Definition of Markov chain standard error (MCSE)

Hi Stan community,

I am curious about the estimation of the asymptotic variance \sigma^2, appearing in the definition of the MCSE for the mean value of a parameter (see MCMC central limit theorem).

My question is:
Why is the estimate of this asymptotic variance defined as:

\sigma^2 \approx \frac{\hat{\sigma}^2_n}{N_{eff}},

within the Stan Reference manual - MCSE? Hence, the expression of \sigma^2 in MCMC central limit theorem is much more complex.

What is the justification for this estimate?

Notation:

  • \hat{\sigma}_n is the standard deviation of the combined posterior draws across chains
  • N_{eff} is the effective sampling size.

Remark:
@betanalpha has written about this in Markov Chain Monte Carlo in Practice (Section 4.2.2).
The starting point of his argumentation is the formula:

\lim_{N \rightarrow\infty} N \; \mathrm{Var}[\hat{f}^\mathrm{MCMC}_N] = \mathrm{Var}_\pi[f] \; \tau_l[f],

where \mathrm{Var}_\pi[f] can be approximated by \hat{\sigma}^2_n. But I do not understand where the term \mathrm{Var}_\pi[f] in the above formula comes from in the first place.

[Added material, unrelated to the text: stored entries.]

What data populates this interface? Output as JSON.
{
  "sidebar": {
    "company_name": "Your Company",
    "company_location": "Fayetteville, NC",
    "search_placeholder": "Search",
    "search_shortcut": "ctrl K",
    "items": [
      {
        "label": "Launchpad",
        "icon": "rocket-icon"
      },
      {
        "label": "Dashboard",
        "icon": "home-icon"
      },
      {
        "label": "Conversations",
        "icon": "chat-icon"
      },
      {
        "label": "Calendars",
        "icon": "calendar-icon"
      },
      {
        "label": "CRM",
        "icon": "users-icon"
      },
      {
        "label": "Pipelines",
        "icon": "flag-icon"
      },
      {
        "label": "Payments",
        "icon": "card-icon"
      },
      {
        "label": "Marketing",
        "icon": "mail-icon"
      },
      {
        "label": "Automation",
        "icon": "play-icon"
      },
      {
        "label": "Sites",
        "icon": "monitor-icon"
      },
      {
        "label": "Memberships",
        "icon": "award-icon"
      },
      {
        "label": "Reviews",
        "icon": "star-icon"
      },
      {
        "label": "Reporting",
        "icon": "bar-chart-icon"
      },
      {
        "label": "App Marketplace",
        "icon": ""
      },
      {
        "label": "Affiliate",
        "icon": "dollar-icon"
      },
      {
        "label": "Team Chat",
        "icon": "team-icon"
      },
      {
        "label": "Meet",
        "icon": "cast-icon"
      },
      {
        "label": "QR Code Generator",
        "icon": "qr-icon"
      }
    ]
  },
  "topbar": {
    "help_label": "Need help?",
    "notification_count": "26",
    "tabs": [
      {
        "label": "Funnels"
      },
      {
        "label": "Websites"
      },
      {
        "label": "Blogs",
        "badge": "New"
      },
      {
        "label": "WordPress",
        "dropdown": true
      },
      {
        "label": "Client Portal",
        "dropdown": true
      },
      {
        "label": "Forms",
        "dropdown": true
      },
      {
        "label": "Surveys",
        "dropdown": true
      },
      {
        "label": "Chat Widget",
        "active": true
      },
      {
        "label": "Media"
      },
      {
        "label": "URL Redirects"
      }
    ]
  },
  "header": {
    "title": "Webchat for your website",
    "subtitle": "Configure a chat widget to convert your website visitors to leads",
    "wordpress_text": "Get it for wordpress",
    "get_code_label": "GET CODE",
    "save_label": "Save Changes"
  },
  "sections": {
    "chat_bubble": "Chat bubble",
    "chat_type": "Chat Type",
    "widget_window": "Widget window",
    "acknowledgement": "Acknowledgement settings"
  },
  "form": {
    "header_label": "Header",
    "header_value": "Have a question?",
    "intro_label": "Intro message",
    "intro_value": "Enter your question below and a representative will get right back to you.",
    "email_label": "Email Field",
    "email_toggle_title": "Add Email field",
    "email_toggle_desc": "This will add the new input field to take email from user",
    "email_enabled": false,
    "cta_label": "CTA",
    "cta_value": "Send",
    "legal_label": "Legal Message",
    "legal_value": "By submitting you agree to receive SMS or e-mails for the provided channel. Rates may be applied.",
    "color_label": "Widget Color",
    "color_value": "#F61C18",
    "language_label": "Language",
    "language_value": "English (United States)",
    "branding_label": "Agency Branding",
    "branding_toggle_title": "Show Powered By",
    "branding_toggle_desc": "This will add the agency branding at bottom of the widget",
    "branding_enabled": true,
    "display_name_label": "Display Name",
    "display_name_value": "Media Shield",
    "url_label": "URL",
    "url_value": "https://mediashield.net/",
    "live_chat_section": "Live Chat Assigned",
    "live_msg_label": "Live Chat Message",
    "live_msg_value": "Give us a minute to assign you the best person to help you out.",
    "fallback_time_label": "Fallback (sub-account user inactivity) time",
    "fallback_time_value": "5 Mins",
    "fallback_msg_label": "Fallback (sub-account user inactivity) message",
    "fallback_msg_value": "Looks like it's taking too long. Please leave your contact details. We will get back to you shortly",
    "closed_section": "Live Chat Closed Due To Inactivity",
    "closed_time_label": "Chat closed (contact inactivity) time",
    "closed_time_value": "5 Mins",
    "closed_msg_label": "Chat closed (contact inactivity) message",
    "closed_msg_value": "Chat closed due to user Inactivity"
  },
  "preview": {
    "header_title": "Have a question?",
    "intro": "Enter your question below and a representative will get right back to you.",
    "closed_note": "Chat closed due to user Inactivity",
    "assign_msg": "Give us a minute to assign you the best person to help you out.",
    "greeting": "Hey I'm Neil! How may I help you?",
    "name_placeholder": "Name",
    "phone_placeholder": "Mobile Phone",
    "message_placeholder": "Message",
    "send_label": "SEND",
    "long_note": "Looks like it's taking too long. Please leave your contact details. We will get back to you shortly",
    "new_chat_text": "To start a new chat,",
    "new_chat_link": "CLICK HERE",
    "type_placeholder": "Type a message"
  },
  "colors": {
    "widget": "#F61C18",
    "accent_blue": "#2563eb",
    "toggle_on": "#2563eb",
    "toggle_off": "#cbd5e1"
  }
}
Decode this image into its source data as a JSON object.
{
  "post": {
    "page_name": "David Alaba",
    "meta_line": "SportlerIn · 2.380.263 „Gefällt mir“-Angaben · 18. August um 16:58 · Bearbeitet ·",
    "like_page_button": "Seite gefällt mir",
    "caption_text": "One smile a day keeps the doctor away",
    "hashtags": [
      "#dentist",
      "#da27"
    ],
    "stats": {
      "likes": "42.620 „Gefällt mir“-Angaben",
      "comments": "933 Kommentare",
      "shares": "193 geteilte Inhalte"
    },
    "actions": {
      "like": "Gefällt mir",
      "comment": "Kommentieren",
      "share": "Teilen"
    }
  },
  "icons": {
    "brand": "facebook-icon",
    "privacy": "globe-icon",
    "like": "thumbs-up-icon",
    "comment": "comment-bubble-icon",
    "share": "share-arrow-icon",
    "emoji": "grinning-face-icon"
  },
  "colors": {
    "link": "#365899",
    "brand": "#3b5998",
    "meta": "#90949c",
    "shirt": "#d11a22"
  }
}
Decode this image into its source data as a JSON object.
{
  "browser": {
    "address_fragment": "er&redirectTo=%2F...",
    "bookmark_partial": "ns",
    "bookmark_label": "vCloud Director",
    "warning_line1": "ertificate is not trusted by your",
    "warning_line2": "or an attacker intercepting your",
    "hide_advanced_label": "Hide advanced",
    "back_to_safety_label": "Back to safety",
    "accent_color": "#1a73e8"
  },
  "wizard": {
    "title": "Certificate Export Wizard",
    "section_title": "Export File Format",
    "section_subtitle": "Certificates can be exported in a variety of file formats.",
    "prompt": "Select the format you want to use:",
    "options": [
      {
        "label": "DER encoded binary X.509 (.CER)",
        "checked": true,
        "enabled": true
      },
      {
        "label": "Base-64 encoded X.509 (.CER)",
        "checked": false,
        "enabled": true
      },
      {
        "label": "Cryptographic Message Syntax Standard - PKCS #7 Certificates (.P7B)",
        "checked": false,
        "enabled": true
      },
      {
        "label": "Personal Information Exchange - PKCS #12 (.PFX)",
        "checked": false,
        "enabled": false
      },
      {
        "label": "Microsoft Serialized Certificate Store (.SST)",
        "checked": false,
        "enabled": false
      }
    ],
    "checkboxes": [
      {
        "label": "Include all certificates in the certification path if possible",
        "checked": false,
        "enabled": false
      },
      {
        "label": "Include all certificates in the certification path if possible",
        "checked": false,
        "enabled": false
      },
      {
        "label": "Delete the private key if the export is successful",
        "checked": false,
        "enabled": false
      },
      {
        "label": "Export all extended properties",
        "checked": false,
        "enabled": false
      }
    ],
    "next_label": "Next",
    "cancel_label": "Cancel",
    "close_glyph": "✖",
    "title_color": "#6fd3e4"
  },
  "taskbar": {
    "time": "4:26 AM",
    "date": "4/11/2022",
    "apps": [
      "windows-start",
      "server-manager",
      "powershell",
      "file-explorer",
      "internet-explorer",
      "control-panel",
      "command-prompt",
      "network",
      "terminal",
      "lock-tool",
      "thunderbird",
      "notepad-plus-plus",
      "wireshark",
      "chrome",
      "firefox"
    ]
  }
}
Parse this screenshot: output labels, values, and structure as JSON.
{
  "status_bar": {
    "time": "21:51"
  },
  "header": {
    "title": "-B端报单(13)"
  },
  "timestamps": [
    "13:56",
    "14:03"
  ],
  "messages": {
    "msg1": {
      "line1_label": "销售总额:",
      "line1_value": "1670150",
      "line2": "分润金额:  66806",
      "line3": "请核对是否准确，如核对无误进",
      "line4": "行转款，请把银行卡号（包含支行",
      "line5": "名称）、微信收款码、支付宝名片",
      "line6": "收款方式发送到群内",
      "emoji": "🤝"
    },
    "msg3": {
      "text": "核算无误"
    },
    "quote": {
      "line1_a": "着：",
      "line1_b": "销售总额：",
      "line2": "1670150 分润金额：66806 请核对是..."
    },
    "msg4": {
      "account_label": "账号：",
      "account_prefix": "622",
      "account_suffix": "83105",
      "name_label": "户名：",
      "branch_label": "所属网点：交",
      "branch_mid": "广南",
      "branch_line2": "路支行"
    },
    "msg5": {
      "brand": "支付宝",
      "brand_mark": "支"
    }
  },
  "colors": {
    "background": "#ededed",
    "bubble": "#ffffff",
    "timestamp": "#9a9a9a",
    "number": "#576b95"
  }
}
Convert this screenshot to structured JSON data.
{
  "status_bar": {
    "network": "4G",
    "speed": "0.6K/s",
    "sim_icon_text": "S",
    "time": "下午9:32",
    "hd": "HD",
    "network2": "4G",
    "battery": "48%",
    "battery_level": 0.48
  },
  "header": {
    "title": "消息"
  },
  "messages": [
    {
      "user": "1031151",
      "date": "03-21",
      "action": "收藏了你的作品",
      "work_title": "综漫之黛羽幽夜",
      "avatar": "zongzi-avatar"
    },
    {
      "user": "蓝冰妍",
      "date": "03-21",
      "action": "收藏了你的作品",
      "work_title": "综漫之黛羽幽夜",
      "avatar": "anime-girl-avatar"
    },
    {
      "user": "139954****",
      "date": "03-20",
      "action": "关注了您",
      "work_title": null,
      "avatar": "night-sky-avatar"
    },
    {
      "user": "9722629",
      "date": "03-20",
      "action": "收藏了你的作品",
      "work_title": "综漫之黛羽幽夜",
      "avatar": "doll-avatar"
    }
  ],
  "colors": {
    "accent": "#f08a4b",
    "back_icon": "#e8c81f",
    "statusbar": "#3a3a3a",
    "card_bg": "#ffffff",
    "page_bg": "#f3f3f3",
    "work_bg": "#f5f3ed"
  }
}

To get the ball rolling, note that where you say

you appear to be overlooking the complexity of the computation of the effective sample size in the denominator of the expression from the Stan reference manual, as well as some deep similarities between the two versions. Perhaps @avehtari might chime in with a clear answer to some of the specifics of your question.

Thank you for your answer @jsocolar. Yeah the estimation of the effective sample size is indeed rather complex (autocorrelation at lag t).

Let me explain a little bit more, so my question becomes clearer:

  1. One approximates an expectation value of some real valued function g(X), via some MCMC samples, X_1,\dots, X_N:
\hat{\mu} = \frac{1}{N} \sum^N_{i=1}X_i.
  1. One wants to estimate the variance of \hat{\mu}, i.e. the Markov chain standard error of the mean.
  2. According to https://en.wikipedia.org/wiki/Bienaymé's_identity:
\sigma^2 = \mathrm{Var}\left(\sum^N_{i=1} X_i \right) = \sum^N_{i,j=1} \mathrm{Cov}\left(X_i, X_j\right)

How does one derive from this last formula the relation \sigma^2 \approx \frac{\hat{\sigma}^2_n}{N_{eff}}?

Paralleling the ordinary central limit theorem, which assumes independent draws, in the MCMC central limit theorem, the standard error for a parameter \theta can be defined to be:

\displaystyle \textrm{se} = \frac{\textrm{sd}}{\sqrt{N_{\textrm{eff}}}}

where \textrm{se} is the standard error of \theta and \textrm{sd} is the standard deviation (in the posterior) of \theta. The autocovariance you’re looking at is used in the definition of N_{\textrm{eff}}. See, for example, page 287 of Bayesian Data Analysis (free download) for the derivation. For a comparison of different estimators of effective sample size and more discussion, see @avehtari’s Comparison of MCMC effective sample size estimators, which points to our paper (mostly Aki’s!) on revised estimators for it.

Thank you for your answer @Bob_Carpenter.

The point of my question is how do you get to the formula you quoted:

\mathrm{se} = \frac{\mathrm{sd}}{\sqrt{N_{eff}}}

For example, Geyer (2005) suggest to use batch means to estimate what you called ‘\mathrm{se}’.
And I do not see how this approach and the above formula are connected.

Please could you bring light into the darkness?

Can’t you recover the expression from the definition of Standard Error, the N would remains, and you would have to replace the variance of the sum of independent samples Var(T) with the covariance of correlated samples, i.e. covariance at all lags. That should lead to \sum_{t=-\infty}^{\infty} \rho_t, and divided by N would lead to N_{eff}.

Sorry I cannot make the whole derivaiton myself right now, but does that not work?